After articulating something -- either through writing or speech -- I am able to see a picture in my head. It seems that the paintbrush for the canvas in my brain is explicitly articulating thoughts using language.
I really need to work on not making off-by-one errors. I need to compile a list of representative problems that exercise nuances that lead to off-by-one errors and do them at the start of every day.
It's a good idea in general, I think, to do quiz-and-recall on important things.
I believe this reasoning is incorrect.
Since, in each step, the number of subsets doubles as we add each element to all the existing subsets, the time complexity of the above algorithm is O(2^N), where ‘N’ is the total number of elements in the input set.
This seems to assume creating a copy of an ArrayList
(and creating a new subset by adding another element) takes O(1) time. In fact, it is proportional to the size of the array.
If linked lists were used, then it would take O(1) time to create a new list with a new head. But this is not what was done.
The brute-force solution doesn't actually enumerate the items. It just gives the achievable "profit."
The optimal substructure of a dynamic programming problem is just the recursive structure.
I discovered something that worked -- it took a long time -- when I was taking a class in digital systems.
Feeling on the spot -- or otherwise judged -- results in impaired ability to perform cognitive tasks. If you feel judged inappropriately, it is something you must overcome -- perhaps through exposure therapy.
Consider the following two ways to pose a question.
1 is a good initial question. Make it a goal to advance to 2.
It is April 23rd. My interview at Google is May 19th, which is on a Tuesday. This means I have 24 days left to prepare -- just about three weeks.

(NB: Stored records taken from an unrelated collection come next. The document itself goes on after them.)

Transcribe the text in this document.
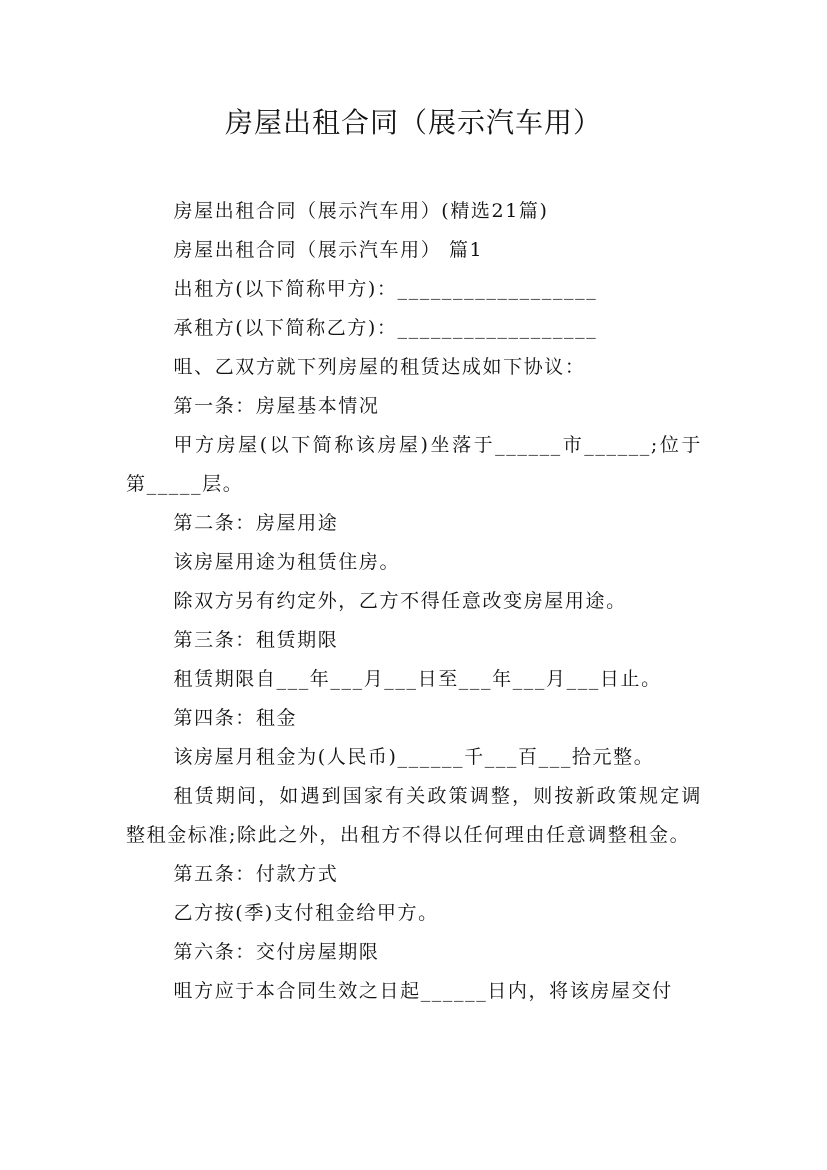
房屋出租合同（展示汽车用）

房屋出租合同（展示汽车用）(精选21篇)

房屋出租合同（展示汽车用） 篇1

出租方(以下简称甲方)：__________________

承租方(以下简称乙方)：__________________

咀、乙双方就下列房屋的租赁达成如下协议：

第一条：房屋基本情况

甲方房屋(以下简称该房屋)坐落于______市______;位于第_____层。

第二条：房屋用途

该房屋用途为租赁住房。

除双方另有约定外，乙方不得任意改变房屋用途。

第三条：租赁期限

租赁期限自___年___月___日至___年___月___日止。

第四条：租金

该房屋月租金为(人民币)______千___百___拾元整。

租赁期间，如遇到国家有关政策调整，则按新政策规定调整租金标准;除此之外，出租方不得以任何理由任意调整租金。

第五条：付款方式

乙方按(季)支付租金给甲方。

第六条：交付房屋期限

咀方应于本合同生效之日起______日内，将该房屋交付
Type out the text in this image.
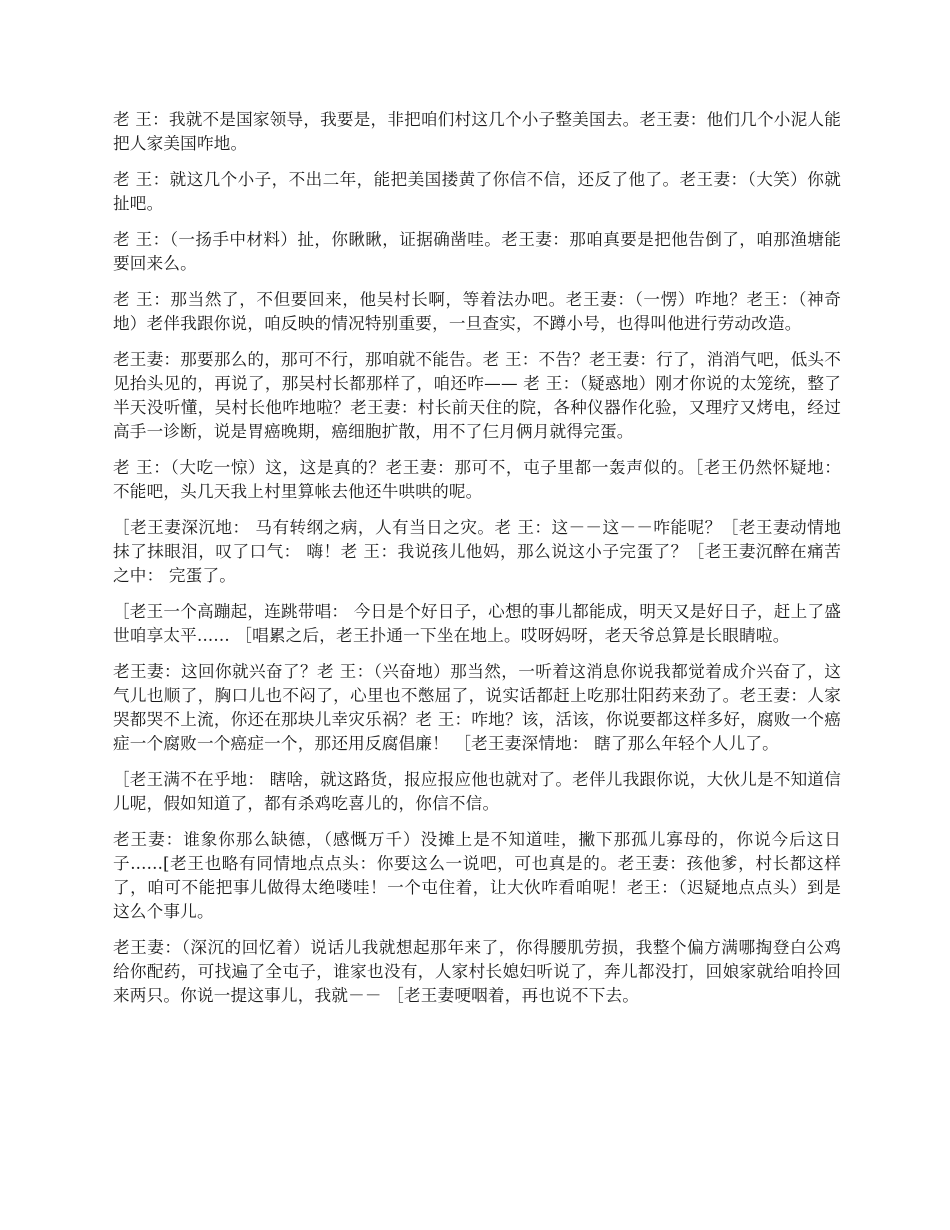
老 王：我就不是国家领导，我要是，非把咱们村这几个小子整美国去。老王妻：他们几个小泥人能把人家美国咋地。

老 王：就这几个小子，不出二年，能把美国搂黄了你信不信，还反了他了。老王妻：（大笑）你就扯吧。

老 王：（一扬手中材料）扯，你瞅瞅，证据确凿哇。老王妻：那咱真要是把他告倒了，咱那渔塘能要回来么。

老 王：那当然了，不但要回来，他吴村长啊，等着法办吧。老王妻：（一愣）咋地？老王：（神奇地）老伴我跟你说，咱反映的情况特别重要，一旦查实，不蹲小号，也得叫他进行劳动改造。

老王妻：那要那么的，那可不行，那咱就不能告。老 王：不告？老王妻：行了，消消气吧，低头不见抬头见的，再说了，那吴村长都那样了，咱还咋—— 老 王：（疑惑地）刚才你说的太笼统，整了半天没听懂，吴村长他咋地啦？老王妻：村长前天住的院，各种仪器作化验，又理疗又烤电，经过高手一诊断，说是胃癌晚期，癌细胞扩散，用不了仨月俩月就得完蛋。

老 王：（大吃一惊）这，这是真的？老王妻：那可不，屯子里都一轰声似的。［老王仍然怀疑地： 不能吧，头几天我上村里算帐去他还牛哄哄的呢。

［老王妻深沉地： 马有转纲之病，人有当日之灾。老 王：这－－这－－咋能呢？［老王妻动情地抹了抹眼泪，叹了口气： 嗨！老 王：我说孩儿他妈，那么说这小子完蛋了？［老王妻沉醉在痛苦之中： 完蛋了。

［老王一个高蹦起，连跳带唱： 今日是个好日子，心想的事儿都能成，明天又是好日子，赶上了盛世咱享太平...... ［唱累之后，老王扑通一下坐在地上。哎呀妈呀，老天爷总算是长眼睛啦。

老王妻：这回你就兴奋了？老 王：（兴奋地）那当然，一听着这消息你说我都觉着成介兴奋了，这气儿也顺了，胸口儿也不闷了，心里也不憋屈了，说实话都赶上吃那壮阳药来劲了。老王妻：人家哭都哭不上流，你还在那块儿幸灾乐祸？老 王：咋地？该，活该，你说要都这样多好，腐败一个癌症一个腐败一个癌症一个，那还用反腐倡廉！ ［老王妻深情地： 瞎了那么年轻个人儿了。

［老王满不在乎地： 瞎啥，就这路货，报应报应他也就对了。老伴儿我跟你说，大伙儿是不知道信儿呢，假如知道了，都有杀鸡吃喜儿的，你信不信。

老王妻：谁象你那么缺德，（感慨万千）没摊上是不知道哇，撇下那孤儿寡母的，你说今后这日子......[老王也略有同情地点点头：你要这么一说吧，可也真是的。老王妻：孩他爹，村长都这样了，咱可不能把事儿做得太绝喽哇！一个屯住着，让大伙咋看咱呢！老王：（迟疑地点点头）到是这么个事儿。

老王妻：（深沉的回忆着）说话儿我就想起那年来了，你得腰肌劳损，我整个偏方满哪掏登白公鸡给你配药，可找遍了全屯子，谁家也没有，人家村长媳妇听说了，奔儿都没打，回娘家就给咱拎回来两只。你说一提这事儿，我就－－ ［老王妻哽咽着，再也说不下去。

I'd like to spend the final week on the distributed systems course and approximate methods for solving NP-complete problems. For my ambitions, there is a real time crunch here.
The two days before that date will be spent reviewing already-processed material. No new material will be processed during those two days. Effectively, there is a deadline of midnight the Sunday before for the processing of new material.
On the morning of the interview, I will undergo a recall & reconstruction sequence to load the most high-impact knowledge into my working memory. I will tinker with this sequence between now and then. I need a first draft of this sequence by the end of this weekend.